En 1884, John Singer Sargent obtient l’accord de Virginie Gautreau pour réaliser son portrait. Madame Gautreau, américaine également, est la femme d’un riche banquier installé à Paris, dont la beauté attire tous les regards. C’est la beauté américaine de Paris qui rencontre le portraitiste en vogue de la capitale. La sensualité de Mme Gautreau a constitué un défi pour Sargent qui a mis beaucoup de temps à la capturer. Il n’a jamais réalisé une étude de dessins aussi importante pour un portrait, tant et si bien qu’il a dû repousser l’exposition du tableau au Salon. Celui-ci s’inspire des maîtres du passé tout en bousculant les codes du portrait de l’époque. Il représente la femme avec une palette chromatique attribuée aux hommes, dans une pose qui détourne le portrait pour que l’attention se fixe sur le corps et sur la robe, nous offrant un décolleté plongeant et une épaule dénudée. Les critiques furent si rudes que Sargent corrigea le tableau et replaça les bretelles. Il lui fut reproché une grande indécence, une mauvaise technique tant la peau semblait cadavérique, alors même que c’était l’apanage de cette dame qui se fardait de manière à faire ressortir la blancheur de son teint, légèrement bleuté par ses veines. Intitulé Madame X, ce portrait fit scandale. Il fut finalement vendu au Metropolitan Museum of Art de New York par Sargent, qui le décrivit alors comme « la meilleure chose qu’il ait jamais faite ».
Portrait de Mme ***, dit aussi Madame X, 1883-1884, New York, The Metropolitan Museum of Art, © The Metropolitan Museum of Art, Dist.
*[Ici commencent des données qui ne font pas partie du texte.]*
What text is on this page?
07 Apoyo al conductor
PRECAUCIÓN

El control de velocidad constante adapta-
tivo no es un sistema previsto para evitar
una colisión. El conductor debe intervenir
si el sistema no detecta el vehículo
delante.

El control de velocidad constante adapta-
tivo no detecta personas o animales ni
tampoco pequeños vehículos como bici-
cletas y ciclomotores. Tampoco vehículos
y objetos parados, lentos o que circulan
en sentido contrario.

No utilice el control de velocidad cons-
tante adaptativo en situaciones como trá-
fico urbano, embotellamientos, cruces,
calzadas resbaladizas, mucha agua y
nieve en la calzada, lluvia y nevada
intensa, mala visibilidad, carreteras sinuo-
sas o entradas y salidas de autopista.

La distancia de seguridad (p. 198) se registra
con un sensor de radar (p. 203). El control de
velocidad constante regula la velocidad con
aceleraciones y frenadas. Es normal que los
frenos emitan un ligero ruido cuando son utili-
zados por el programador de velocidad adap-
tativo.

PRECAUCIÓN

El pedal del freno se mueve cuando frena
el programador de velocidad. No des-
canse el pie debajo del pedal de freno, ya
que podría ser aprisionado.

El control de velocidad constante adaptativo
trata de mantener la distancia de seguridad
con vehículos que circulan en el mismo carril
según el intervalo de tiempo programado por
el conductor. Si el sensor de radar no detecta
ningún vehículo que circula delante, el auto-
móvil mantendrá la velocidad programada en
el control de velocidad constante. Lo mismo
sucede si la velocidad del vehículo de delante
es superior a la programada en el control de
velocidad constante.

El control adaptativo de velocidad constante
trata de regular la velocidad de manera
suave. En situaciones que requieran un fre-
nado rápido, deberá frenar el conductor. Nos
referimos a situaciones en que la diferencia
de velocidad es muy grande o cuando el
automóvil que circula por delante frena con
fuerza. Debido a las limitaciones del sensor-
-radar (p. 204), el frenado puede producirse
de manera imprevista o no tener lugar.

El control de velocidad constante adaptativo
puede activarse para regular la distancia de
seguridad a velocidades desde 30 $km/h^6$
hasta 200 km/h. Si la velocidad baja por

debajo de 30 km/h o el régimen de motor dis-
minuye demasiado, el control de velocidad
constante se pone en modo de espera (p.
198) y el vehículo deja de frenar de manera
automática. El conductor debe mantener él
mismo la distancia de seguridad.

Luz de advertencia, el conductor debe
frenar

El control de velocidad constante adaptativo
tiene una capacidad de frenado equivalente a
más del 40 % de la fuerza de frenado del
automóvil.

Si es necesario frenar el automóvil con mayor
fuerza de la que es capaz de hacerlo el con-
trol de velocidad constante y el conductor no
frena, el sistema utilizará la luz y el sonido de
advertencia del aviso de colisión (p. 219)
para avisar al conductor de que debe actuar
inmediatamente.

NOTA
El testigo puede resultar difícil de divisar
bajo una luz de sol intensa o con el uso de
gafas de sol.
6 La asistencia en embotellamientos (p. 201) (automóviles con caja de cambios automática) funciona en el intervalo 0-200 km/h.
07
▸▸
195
GrandPalaisRmn / image of the MMA

Lien éternel à la ville lumière

Il finit par quitter Paris en 1886, quelques temps après le scandale de Madame X, pour s’installer en Angleterre, signant la fin de son court séjour parisien. Il rencontra immédiatement un grand succès avec sa première exposition à la Royal Academy avec Carnation, Lily, Lily, Rose. Cependant, il continue à exposer à Paris jusqu’au XXe siècle. L’État français lui exprime sa reconnaissance en achetant La Carmencita en 1892 et en lui octroyant la nomination d’officier de la légion d’honneur en 1897. De surcroît, Sargent garda des attaches en France notamment grâce à son amitié avec Monet et les impressionnistes, avec qui il se mobilisa pour faire entrer Olympia de Manet dans les collections nationales françaises, en soutien au chef-d’œuvre de cet artiste qu’il admirait tant.
John Singer Sargent - Carnation, Lily, Lily, Rose, 1885–6, © Tate, London, 2015

"John Singer Sargent : Éblouir Paris" offre donc à la France une expérience inédite des tableaux les plus célèbres de cet artiste, qui, selon l'écrivain Henry James, ami de Sargent, "offre le spectacle étrangement inquiétant d'un talent qui, au seuil de sa carrière, n'a déjà plus rien à apprendre" à propos du Portrait des Filles d'Edward Darley Boit. C’est de plus l’occasion d’aller admirer Madame X, prêté exceptionnellement par le Metropolitan Museum of Art et visible à Paris pour la première fois depuis 1884.